Notre-Dame de Paris : une nouvelle étude révèle que la cathédrale a été édifiée avec du fer
Une étude lancée après l’incendie de 2019 par une équipe de chercheurs du chantier scientifique de la cathédrale montre l’usage massif d’agrafes de fer lors de sa construction dès les années 1160.
Notre-Dame de Paris est aussi « de fer », comme l’expose mercredi 15 mars une étude archéologique sur le bâtiment, dont l’incendie en 2019 a révélé le premier usage massif d’agrafes de fer pour la construction d’une cathédrale. Il aura fallu sa quasi-destruction et un chantier de restauration colossal, toujours en cours, pour que le monument commence à livrer les secrets de sa construction, entamée en 1160 et quasiment terminée près d’un siècle plus tard.

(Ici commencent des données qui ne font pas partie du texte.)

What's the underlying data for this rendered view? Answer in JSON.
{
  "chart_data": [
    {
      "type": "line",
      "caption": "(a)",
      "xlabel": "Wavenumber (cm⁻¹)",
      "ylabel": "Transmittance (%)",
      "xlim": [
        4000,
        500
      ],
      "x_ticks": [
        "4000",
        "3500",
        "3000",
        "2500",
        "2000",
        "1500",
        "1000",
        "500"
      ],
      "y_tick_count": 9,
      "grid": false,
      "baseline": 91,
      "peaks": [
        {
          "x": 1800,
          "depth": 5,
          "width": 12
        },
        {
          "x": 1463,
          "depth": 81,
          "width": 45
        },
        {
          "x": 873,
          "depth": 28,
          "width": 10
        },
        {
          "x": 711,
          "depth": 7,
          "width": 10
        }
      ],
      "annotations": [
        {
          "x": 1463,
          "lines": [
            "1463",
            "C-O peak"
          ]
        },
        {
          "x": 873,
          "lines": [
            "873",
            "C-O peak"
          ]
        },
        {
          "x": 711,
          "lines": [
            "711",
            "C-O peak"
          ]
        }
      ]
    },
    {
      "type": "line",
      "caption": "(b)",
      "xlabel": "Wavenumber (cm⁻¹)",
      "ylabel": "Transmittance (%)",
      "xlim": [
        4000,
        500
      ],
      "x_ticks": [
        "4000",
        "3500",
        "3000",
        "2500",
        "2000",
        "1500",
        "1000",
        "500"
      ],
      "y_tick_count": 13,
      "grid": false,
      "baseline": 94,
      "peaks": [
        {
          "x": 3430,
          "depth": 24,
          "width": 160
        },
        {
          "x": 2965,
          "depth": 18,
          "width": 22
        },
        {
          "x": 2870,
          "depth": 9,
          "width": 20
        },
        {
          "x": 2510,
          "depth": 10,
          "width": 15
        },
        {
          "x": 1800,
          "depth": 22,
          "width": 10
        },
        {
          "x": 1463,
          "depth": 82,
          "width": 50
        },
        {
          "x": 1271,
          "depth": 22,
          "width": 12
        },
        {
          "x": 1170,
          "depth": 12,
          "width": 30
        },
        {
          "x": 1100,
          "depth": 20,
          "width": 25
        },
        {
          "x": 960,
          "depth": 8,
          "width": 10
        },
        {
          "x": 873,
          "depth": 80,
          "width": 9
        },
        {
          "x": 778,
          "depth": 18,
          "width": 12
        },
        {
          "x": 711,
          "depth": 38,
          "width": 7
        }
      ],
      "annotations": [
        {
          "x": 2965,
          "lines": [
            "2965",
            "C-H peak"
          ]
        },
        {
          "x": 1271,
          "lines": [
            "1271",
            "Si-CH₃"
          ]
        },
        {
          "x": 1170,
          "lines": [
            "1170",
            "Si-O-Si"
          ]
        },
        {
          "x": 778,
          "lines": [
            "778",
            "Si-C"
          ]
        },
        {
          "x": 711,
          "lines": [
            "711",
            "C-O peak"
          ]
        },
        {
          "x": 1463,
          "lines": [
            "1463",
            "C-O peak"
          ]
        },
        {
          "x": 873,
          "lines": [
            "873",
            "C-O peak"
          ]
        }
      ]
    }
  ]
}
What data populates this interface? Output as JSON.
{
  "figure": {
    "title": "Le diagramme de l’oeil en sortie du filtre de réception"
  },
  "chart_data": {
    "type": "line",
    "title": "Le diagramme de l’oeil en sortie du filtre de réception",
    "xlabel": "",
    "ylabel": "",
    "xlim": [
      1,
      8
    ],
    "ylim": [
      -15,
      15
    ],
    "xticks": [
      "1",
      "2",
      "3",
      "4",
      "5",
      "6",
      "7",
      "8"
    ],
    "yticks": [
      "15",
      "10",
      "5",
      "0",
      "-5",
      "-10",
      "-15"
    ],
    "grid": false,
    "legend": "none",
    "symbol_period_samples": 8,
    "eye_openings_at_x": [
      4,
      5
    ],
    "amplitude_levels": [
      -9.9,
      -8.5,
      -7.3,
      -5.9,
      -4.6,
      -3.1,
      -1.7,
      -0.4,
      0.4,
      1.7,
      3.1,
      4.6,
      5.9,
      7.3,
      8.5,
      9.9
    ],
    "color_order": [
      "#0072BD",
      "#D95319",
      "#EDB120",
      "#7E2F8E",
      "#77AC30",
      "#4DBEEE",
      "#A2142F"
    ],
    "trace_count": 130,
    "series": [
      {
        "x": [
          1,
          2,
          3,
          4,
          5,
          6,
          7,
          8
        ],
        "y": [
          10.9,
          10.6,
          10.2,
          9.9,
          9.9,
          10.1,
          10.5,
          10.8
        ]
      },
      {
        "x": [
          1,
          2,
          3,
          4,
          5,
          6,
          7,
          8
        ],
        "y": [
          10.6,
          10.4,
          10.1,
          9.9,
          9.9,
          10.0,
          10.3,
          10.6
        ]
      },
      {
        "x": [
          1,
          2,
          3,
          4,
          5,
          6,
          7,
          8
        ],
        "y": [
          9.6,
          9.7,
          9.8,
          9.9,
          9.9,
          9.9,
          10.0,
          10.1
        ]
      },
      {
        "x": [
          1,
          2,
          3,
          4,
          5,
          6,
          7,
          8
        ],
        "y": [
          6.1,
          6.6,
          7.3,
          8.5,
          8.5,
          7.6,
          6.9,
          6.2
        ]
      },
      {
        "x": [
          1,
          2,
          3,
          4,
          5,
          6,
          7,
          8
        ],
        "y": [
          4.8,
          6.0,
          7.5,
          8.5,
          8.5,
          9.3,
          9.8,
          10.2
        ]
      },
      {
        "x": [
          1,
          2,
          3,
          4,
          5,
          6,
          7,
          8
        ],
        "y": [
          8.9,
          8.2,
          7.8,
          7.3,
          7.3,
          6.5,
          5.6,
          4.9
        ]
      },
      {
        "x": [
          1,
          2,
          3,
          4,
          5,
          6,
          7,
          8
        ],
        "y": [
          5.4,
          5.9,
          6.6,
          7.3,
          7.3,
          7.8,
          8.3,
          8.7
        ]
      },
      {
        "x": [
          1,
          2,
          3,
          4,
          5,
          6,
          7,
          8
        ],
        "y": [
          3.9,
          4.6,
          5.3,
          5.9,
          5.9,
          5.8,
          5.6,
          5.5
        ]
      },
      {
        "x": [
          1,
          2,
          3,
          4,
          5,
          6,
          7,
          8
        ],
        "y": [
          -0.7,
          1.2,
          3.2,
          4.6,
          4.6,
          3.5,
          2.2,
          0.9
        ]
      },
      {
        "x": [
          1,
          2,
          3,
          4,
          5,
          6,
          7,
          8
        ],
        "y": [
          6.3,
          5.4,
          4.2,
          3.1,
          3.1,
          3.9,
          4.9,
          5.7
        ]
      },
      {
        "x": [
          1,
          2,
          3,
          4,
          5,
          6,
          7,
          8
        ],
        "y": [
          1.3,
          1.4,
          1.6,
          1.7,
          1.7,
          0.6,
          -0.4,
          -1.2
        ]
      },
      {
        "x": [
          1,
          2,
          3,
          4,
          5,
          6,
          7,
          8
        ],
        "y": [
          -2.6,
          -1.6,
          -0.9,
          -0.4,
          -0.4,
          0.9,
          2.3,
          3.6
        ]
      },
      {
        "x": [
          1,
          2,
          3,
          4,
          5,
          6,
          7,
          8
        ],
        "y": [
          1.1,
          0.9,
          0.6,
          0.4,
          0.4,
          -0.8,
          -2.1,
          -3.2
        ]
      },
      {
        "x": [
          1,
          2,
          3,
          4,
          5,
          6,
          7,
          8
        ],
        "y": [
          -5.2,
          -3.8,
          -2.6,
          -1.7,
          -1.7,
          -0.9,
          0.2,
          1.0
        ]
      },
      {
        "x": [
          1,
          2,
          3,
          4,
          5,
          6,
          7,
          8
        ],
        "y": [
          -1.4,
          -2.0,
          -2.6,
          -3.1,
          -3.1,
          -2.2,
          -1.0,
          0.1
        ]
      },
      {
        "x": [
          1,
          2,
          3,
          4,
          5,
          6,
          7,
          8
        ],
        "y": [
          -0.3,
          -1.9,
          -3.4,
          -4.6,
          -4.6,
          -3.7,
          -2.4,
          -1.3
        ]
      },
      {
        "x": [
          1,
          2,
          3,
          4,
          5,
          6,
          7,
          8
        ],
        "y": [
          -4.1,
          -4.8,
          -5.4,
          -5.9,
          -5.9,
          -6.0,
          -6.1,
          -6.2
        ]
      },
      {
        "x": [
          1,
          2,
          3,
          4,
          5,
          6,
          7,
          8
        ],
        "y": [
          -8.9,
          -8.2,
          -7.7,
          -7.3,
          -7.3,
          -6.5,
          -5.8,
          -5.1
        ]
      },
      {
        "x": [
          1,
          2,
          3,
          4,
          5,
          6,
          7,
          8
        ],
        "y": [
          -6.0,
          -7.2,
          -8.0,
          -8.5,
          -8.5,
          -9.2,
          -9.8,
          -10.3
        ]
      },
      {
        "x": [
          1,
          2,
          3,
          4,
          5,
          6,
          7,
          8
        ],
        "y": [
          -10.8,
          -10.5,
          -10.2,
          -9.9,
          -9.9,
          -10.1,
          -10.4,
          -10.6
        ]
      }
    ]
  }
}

Elle est le bâtiment le plus haut construit à son époque, avec une voute culminant à 32 mètres, rappelle l’étude parue dans la revue PLOS de l’Académie des sciences américaine. « Finalement, on ne sait pas toujours très bien comment ça tient, et comment ses bâtisseurs ont fait, osé et réussi à porter des murs aussi fins à une telle hauteur« , explique à l’AFP l’archéologue Maxime L’Héritier, premier auteur de l’étude.
Faute de documentations, qui sont « vraiment très maigres (…), il n’y a que le monument qui puisse parler« , poursuit cet enseignant d’histoire médiévale à l’Université Paris-8. L’incendie du 15 avril 2019 a ainsi dévoilé, par la destruction, la contribution des agrafes de fer à l’édification du monument. Certaines sont apparues après que la charpente est partie en fumée. D’autres ont chuté quand la pierre a cédé sous la chaleur du brasier. Et le chantier de restauration a fourni une occasion inespérée aux chercheurs de mieux étudier le monument.
Des milliers d’agrafes
La cathédrale pourrait compter plus d’un millier d’agrafes, de tailles variables, allant d’environ 25 à 50 cm de long, pour un poids atteignant jusqu’à quelques kilos. Elles joignent les pierres de murs de la nef, de colonnes du chœur, de murs des tribunes ou des éléments de corniches. « C’est le premier usage vraiment massif du fer dans une cathédrale gothique, à des endroits bien spécifiques« , selon l’archéologue.
L’étude rappelle que l’usage d’agrafes était connu depuis l’Antiquité, comme au Colisée à Rome ou dans des temples grecs. Mais elles servaient alors à garder ajustés les grands blocs de pierre des étages inférieurs, avant de les charger d’étages supérieurs. Notre-Dame explore une conception « beaucoup plus dynamique de l’architecture, où on conçoit que des maçonneries peuvent bouger, et des forces s’exercer dans certaines directions« , explique Maxime L’Héritier.
Les premiers bâtisseurs de la cathédrale vont utiliser les agrafes dès le début pour l’édification des tribunes, au début des années 1160. Une innovation technique reprise par leurs successeurs quand ils s’attaqueront aux parties hautes des murs, dans une « filiation technique » s’étendant ainsi sur 50 à 60 années.
Déterminer l’origine du fer
L’usage d’agrafes à Notre-Dame sera répliqué ensuite dans la construction des cathédrales de Soissons (nord de la France), puis de Chartres et Bourges (centre nord et centre). Mais depuis lors, personne ne s’était vraiment penché sur leur rôle. Tout au plus, l’architecte Viollet-Le-Duc, qui restaure Notre-Dame au XIXe siècle, remarque-t-il l’utilisation d’agrafes dans les corniches.
Les spécialistes les voyaient bien dans les tribunes, mais ne savaient pas bien expliquer leur présence, faute de temps pour les examiner. Maxime L’Héritier cite l’exemple d’une grande historienne de l’art américaine qui « ne savait pas trop quoi en penser« . Le chantier de restauration de la cathédrale ouvre le livre de sa construction, avec environ 200 scientifiques à pied d’œuvre.
L’équipe menée par l’archéologue a pu ainsi analyser en détail la composition du fer des agrafes. Et déterminer par l’étude de ses impuretés qu’il provient d’au moins six endroits différents. Les scientifiques tentent d’en déterminer l’origine, afin de mieux connaître le marché de ce matériau à l’époque médiévale. D’autres suivent le même chemin pour déterminer les carrières d’origine des pierres. Tout comme ceux qui vont échantillonner les forêts à la recherche des mêmes éléments chimiques que ceux des bois de la charpente aujourd’hui carbonisée.